The fluid pumped through the center bore also urges the locking pins radially outward towards the open position. In the open position, an upper portion of the locking pins project out from the body, thereby exposing a pin shoulder. The pin shoulder interacts with a cam surface to prevent axial movement of the cam. In this respect, the locking pins act as a lock to ensure the cam will not move axially, thereby allowing the blades to remain open throughout the operation of the tool.
After the downhole operation is complete, flow through the tool is reduced causing the biasing member to expand and begin the first stage of the unlocking sequence. As the biasing member expands, the piston, connection pins and the unlocking sleeve are urged axially upward toward the sub. As the piston, connection pins and the unlocking sleeve move from the second position to the first position, the taper on the unlocking sleeve interacts with the upper portion of the locking pins, thereby urging the locking pins radially inward toward the center bore. Additionally, the sleeve shoulder loses contact with the cam shoulder, thereby allowing the cam to begin the release of the blades.

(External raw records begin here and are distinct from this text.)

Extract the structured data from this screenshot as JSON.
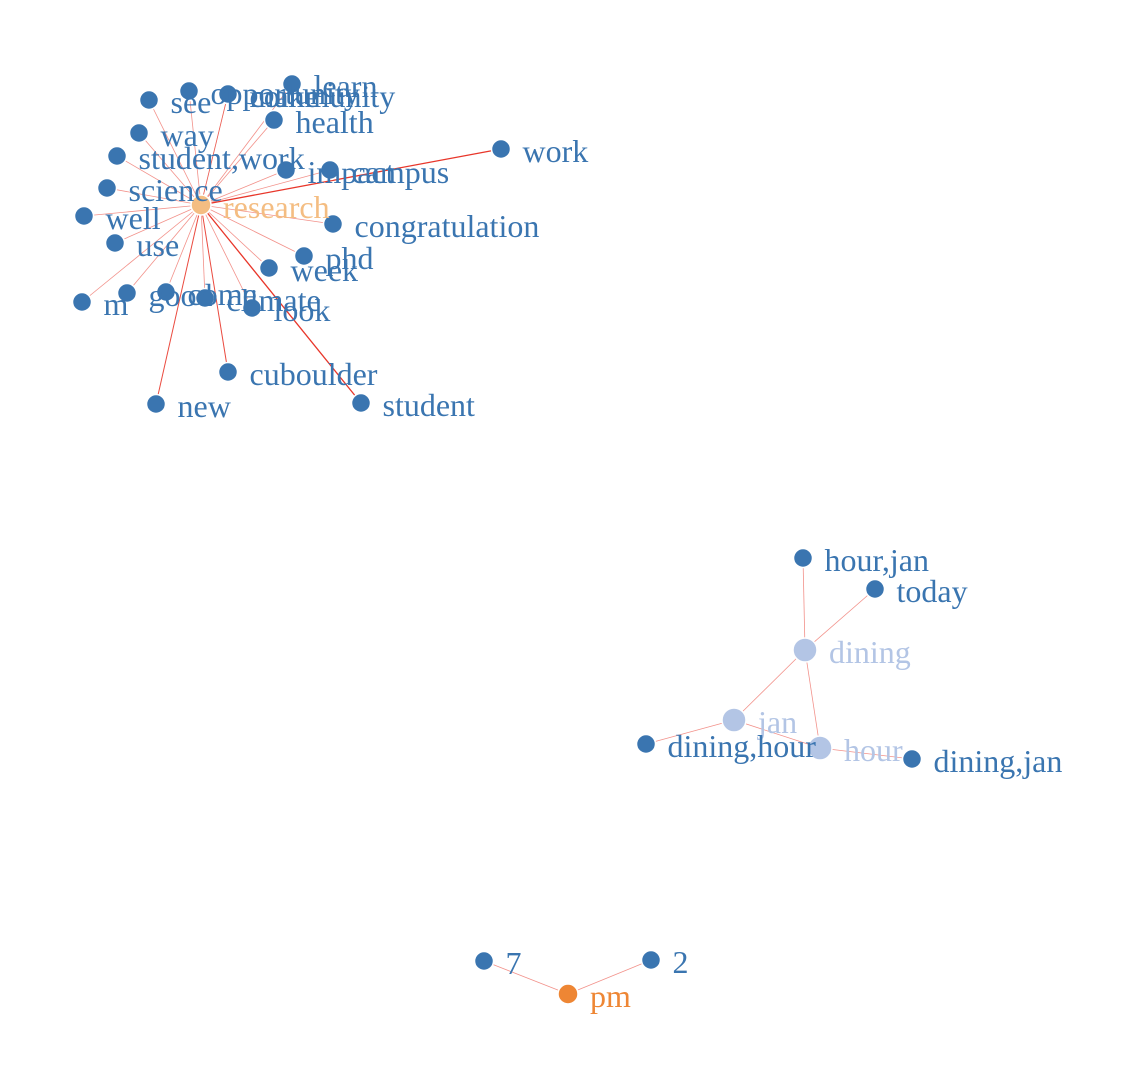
{
  "colors": {
    "leaf": "#3a75b0",
    "research": "#f4bd82",
    "dining_group": "#b3c5e5",
    "pm": "#ee8634",
    "edge": "#e8362a"
  },
  "graph": {
    "nodes": [
      {
        "id": "research",
        "label": "research",
        "role": "research"
      },
      {
        "id": "learn",
        "label": "learn",
        "role": "leaf"
      },
      {
        "id": "community",
        "label": "community",
        "role": "leaf"
      },
      {
        "id": "opportunity",
        "label": "opportunity",
        "role": "leaf"
      },
      {
        "id": "make",
        "label": "make",
        "role": "leaf"
      },
      {
        "id": "see",
        "label": "see",
        "role": "leaf"
      },
      {
        "id": "health",
        "label": "health",
        "role": "leaf"
      },
      {
        "id": "way",
        "label": "way",
        "role": "leaf"
      },
      {
        "id": "student_work",
        "label": "student,work",
        "role": "leaf"
      },
      {
        "id": "impact",
        "label": "impact",
        "role": "leaf"
      },
      {
        "id": "campus",
        "label": "campus",
        "role": "leaf"
      },
      {
        "id": "work",
        "label": "work",
        "role": "leaf"
      },
      {
        "id": "science",
        "label": "science",
        "role": "leaf"
      },
      {
        "id": "well",
        "label": "well",
        "role": "leaf"
      },
      {
        "id": "congratulation",
        "label": "congratulation",
        "role": "leaf"
      },
      {
        "id": "use",
        "label": "use",
        "role": "leaf"
      },
      {
        "id": "phd",
        "label": "phd",
        "role": "leaf"
      },
      {
        "id": "week",
        "label": "week",
        "role": "leaf"
      },
      {
        "id": "m",
        "label": "m",
        "role": "leaf"
      },
      {
        "id": "good",
        "label": "good",
        "role": "leaf"
      },
      {
        "id": "come",
        "label": "come",
        "role": "leaf"
      },
      {
        "id": "climate",
        "label": "climate",
        "role": "leaf"
      },
      {
        "id": "look",
        "label": "look",
        "role": "leaf"
      },
      {
        "id": "cuboulder",
        "label": "cuboulder",
        "role": "leaf"
      },
      {
        "id": "new",
        "label": "new",
        "role": "leaf"
      },
      {
        "id": "student",
        "label": "student",
        "role": "leaf"
      },
      {
        "id": "hour_jan",
        "label": "hour,jan",
        "role": "leaf"
      },
      {
        "id": "today",
        "label": "today",
        "role": "leaf"
      },
      {
        "id": "dining",
        "label": "dining",
        "role": "dining_group"
      },
      {
        "id": "jan",
        "label": "jan",
        "role": "dining_group"
      },
      {
        "id": "dining_hour",
        "label": "dining,hour",
        "role": "leaf"
      },
      {
        "id": "hour",
        "label": "hour",
        "role": "dining_group"
      },
      {
        "id": "dining_jan",
        "label": "dining,jan",
        "role": "leaf"
      },
      {
        "id": "seven",
        "label": "7",
        "role": "leaf"
      },
      {
        "id": "two",
        "label": "2",
        "role": "leaf"
      },
      {
        "id": "pm",
        "label": "pm",
        "role": "pm"
      }
    ],
    "edges": [
      {
        "source": "research",
        "target": "learn",
        "weight": 1
      },
      {
        "source": "research",
        "target": "community",
        "weight": 1
      },
      {
        "source": "research",
        "target": "opportunity",
        "weight": 1
      },
      {
        "source": "research",
        "target": "make",
        "weight": 1
      },
      {
        "source": "research",
        "target": "see",
        "weight": 1
      },
      {
        "source": "research",
        "target": "health",
        "weight": 1
      },
      {
        "source": "research",
        "target": "way",
        "weight": 1
      },
      {
        "source": "research",
        "target": "student_work",
        "weight": 1
      },
      {
        "source": "research",
        "target": "impact",
        "weight": 1
      },
      {
        "source": "research",
        "target": "campus",
        "weight": 1
      },
      {
        "source": "research",
        "target": "work",
        "weight": 3
      },
      {
        "source": "research",
        "target": "science",
        "weight": 1
      },
      {
        "source": "research",
        "target": "well",
        "weight": 1
      },
      {
        "source": "research",
        "target": "congratulation",
        "weight": 1
      },
      {
        "source": "research",
        "target": "use",
        "weight": 1
      },
      {
        "source": "research",
        "target": "phd",
        "weight": 1
      },
      {
        "source": "research",
        "target": "week",
        "weight": 1
      },
      {
        "source": "research",
        "target": "m",
        "weight": 1
      },
      {
        "source": "research",
        "target": "good",
        "weight": 1
      },
      {
        "source": "research",
        "target": "come",
        "weight": 1
      },
      {
        "source": "research",
        "target": "climate",
        "weight": 1
      },
      {
        "source": "research",
        "target": "look",
        "weight": 1
      },
      {
        "source": "research",
        "target": "cuboulder",
        "weight": 2
      },
      {
        "source": "research",
        "target": "new",
        "weight": 2
      },
      {
        "source": "research",
        "target": "student",
        "weight": 3
      },
      {
        "source": "dining",
        "target": "hour_jan",
        "weight": 1
      },
      {
        "source": "dining",
        "target": "today",
        "weight": 1
      },
      {
        "source": "dining",
        "target": "jan",
        "weight": 1
      },
      {
        "source": "dining",
        "target": "hour",
        "weight": 1
      },
      {
        "source": "jan",
        "target": "dining_hour",
        "weight": 1
      },
      {
        "source": "jan",
        "target": "hour",
        "weight": 1
      },
      {
        "source": "hour",
        "target": "dining_jan",
        "weight": 1
      },
      {
        "source": "pm",
        "target": "seven",
        "weight": 1
      },
      {
        "source": "pm",
        "target": "two",
        "weight": 1
      }
    ]
  }
}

In the second stage of the unlocking sequence, the connection pins contact an end portion of the cam. As the piston, connection pins and the unlocking sleeve continue to move axially upward toward the sub, the connection pins travel up slot formed in the cam until the connection pins contact the end portion of the slot. At that point, the axial upper movement of the piston, connection pins and unlocking sleeve pulls the cam away from the blades, thereby allowing the blades to move from the open position toward the closed position. Additionally, the locking pins are urged further inward toward the central bore as the unlocking sleeve moves across the upper portion of the locking pins. As the locking pins restrict the flow through the center bore, a higher pressure is created in the tool. The higher pressure corresponds to a predetermined pressure, which indicates to the operator that the unlocking sequence is in the second stage. In the third stage of the unlocking sequence, the end portion of the cam contacts the upper portion of the locking pins to further urge the locking pins inward toward the center bore.
After the unlocking sequence is complete, the blades are closed and the locking pins are in the closed position. At this point, the operator may verify that the tool is completely deactivated by pumping fluid through a tubular string into the tool. As the fluid encounters the locking pins in the closed position, a higher pressure is created in the tool. The higher pressure corresponds to a predetermined pressure, which indicates to the operator that the blades are closed and the tool is deactivated. Thereafter, the tool may be removed from the wellbore.
While the foregoing is directed to embodiments of the present invention, other and further embodiments of the invention may be devised without departing from the basic scope thereof, and the scope thereof is determined by the claims that follow.